L’un des avantages des conceptions de puces dites “désagrégées” comme celle-ci est qu’Intel n’a pas besoin de produire toutes les pièces lui-même. Donc, si elle ne parvient pas à revenir à la pointe de la technologie de fabrication, elle pourrait se tourner vers d’autres entreprises pour acheter des composants individuels qu’elle ne peut pas fabriquer elle-même. La production des autres pièces fournirait toujours un moyen de maintenir le bourdonnement de ses propres nouvelles usines de puces.
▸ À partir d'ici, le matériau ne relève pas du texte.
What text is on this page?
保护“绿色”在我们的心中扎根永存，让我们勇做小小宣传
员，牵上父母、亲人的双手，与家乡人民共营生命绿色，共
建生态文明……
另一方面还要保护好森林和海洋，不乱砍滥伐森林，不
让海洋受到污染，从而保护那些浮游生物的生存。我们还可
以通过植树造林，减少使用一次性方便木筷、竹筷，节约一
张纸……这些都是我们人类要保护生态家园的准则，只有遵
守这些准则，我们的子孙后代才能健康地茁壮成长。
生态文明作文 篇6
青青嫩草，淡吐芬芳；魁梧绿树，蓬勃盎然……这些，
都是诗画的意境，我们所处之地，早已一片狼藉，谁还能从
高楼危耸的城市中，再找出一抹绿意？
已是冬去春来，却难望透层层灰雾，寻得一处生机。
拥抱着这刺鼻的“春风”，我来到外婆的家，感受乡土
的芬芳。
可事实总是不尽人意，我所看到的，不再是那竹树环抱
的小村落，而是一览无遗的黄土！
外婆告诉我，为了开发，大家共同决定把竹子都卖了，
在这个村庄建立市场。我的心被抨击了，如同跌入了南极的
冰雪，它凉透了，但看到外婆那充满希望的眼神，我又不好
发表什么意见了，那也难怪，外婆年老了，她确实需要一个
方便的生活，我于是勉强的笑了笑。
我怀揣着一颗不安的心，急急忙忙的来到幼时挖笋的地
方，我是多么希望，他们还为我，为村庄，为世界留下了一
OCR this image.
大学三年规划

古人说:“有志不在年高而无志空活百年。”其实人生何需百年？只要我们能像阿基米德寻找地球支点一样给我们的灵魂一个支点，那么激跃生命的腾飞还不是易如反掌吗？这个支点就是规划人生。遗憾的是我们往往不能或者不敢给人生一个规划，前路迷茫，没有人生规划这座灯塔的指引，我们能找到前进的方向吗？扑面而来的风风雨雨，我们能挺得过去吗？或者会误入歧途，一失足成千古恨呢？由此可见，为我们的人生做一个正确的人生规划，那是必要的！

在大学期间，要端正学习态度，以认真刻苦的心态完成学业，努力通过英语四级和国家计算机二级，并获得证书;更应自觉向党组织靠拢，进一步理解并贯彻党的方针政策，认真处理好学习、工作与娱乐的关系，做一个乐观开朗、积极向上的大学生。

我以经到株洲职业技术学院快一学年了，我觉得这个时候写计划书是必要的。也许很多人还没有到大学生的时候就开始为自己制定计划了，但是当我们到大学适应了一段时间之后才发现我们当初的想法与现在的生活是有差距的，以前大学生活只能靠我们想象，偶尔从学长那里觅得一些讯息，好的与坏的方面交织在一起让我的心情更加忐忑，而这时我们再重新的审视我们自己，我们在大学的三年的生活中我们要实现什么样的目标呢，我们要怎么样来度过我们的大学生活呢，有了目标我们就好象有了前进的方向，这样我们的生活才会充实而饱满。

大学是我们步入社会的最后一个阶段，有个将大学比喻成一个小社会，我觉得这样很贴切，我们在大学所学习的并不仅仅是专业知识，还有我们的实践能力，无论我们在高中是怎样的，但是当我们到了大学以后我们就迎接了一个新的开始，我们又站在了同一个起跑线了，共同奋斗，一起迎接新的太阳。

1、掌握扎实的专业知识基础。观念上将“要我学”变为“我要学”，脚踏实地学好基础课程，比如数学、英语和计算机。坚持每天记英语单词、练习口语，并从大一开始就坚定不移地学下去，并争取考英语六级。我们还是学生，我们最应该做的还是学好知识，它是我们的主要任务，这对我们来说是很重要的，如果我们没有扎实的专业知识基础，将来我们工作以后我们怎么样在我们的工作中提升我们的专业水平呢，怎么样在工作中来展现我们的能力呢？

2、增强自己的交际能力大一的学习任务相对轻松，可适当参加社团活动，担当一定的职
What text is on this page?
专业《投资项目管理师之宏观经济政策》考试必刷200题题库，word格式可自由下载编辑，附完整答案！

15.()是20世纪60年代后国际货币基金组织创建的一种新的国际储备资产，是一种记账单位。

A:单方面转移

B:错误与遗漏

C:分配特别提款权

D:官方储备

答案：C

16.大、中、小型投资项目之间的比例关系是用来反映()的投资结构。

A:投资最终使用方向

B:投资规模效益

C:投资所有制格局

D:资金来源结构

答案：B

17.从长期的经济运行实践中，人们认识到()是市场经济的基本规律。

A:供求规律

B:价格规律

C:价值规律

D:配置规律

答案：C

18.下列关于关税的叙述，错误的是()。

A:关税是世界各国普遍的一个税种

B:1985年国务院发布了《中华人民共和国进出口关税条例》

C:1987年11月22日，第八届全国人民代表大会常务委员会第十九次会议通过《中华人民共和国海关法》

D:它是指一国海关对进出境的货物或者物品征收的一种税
Cela pourrait nuire aux marges bénéficiaires, car Intel ne produirait pas les composants les plus avancés dans ses propres usines. D’un autre côté, la conception et l’intégration de ces nouveaux processeurs pourraient fournir une certaine protection des marges et donnerait une prime à la technologie de conditionnement des puces qu’elle a développée.

Quel que soit le résultat, les développements de cette semaine indiquent un nouveau modèle commercial complexe et technologiquement difficile qui prendra probablement des années à se concrétiser, à mesure que de nouvelles usines sont mises en ligne et que de nouvelles générations de puces sont développées. Cela nécessitera également une transformation culturelle, car une entreprise connue pour sa culture très insulaire apprend à s’ouvrir aux technologies d’autres entreprises, tout en essayant de développer la nouvelle mentalité de service nécessaire pour gérer une entreprise de fonderie prospère.

Pire encore, Intel tente de réussir cette transformation face à l’érosion des parts de marché et à la baisse de la demande de puces. Ses actions ont diminué de moitié après la brève période de lune de miel qui a suivi la nomination de Gelisinger et sa valeur boursière a été éclipsée par AMD le mois dernier.

Un nouvel Intel commence peut-être à prendre forme, mais il y a un long travail à faire.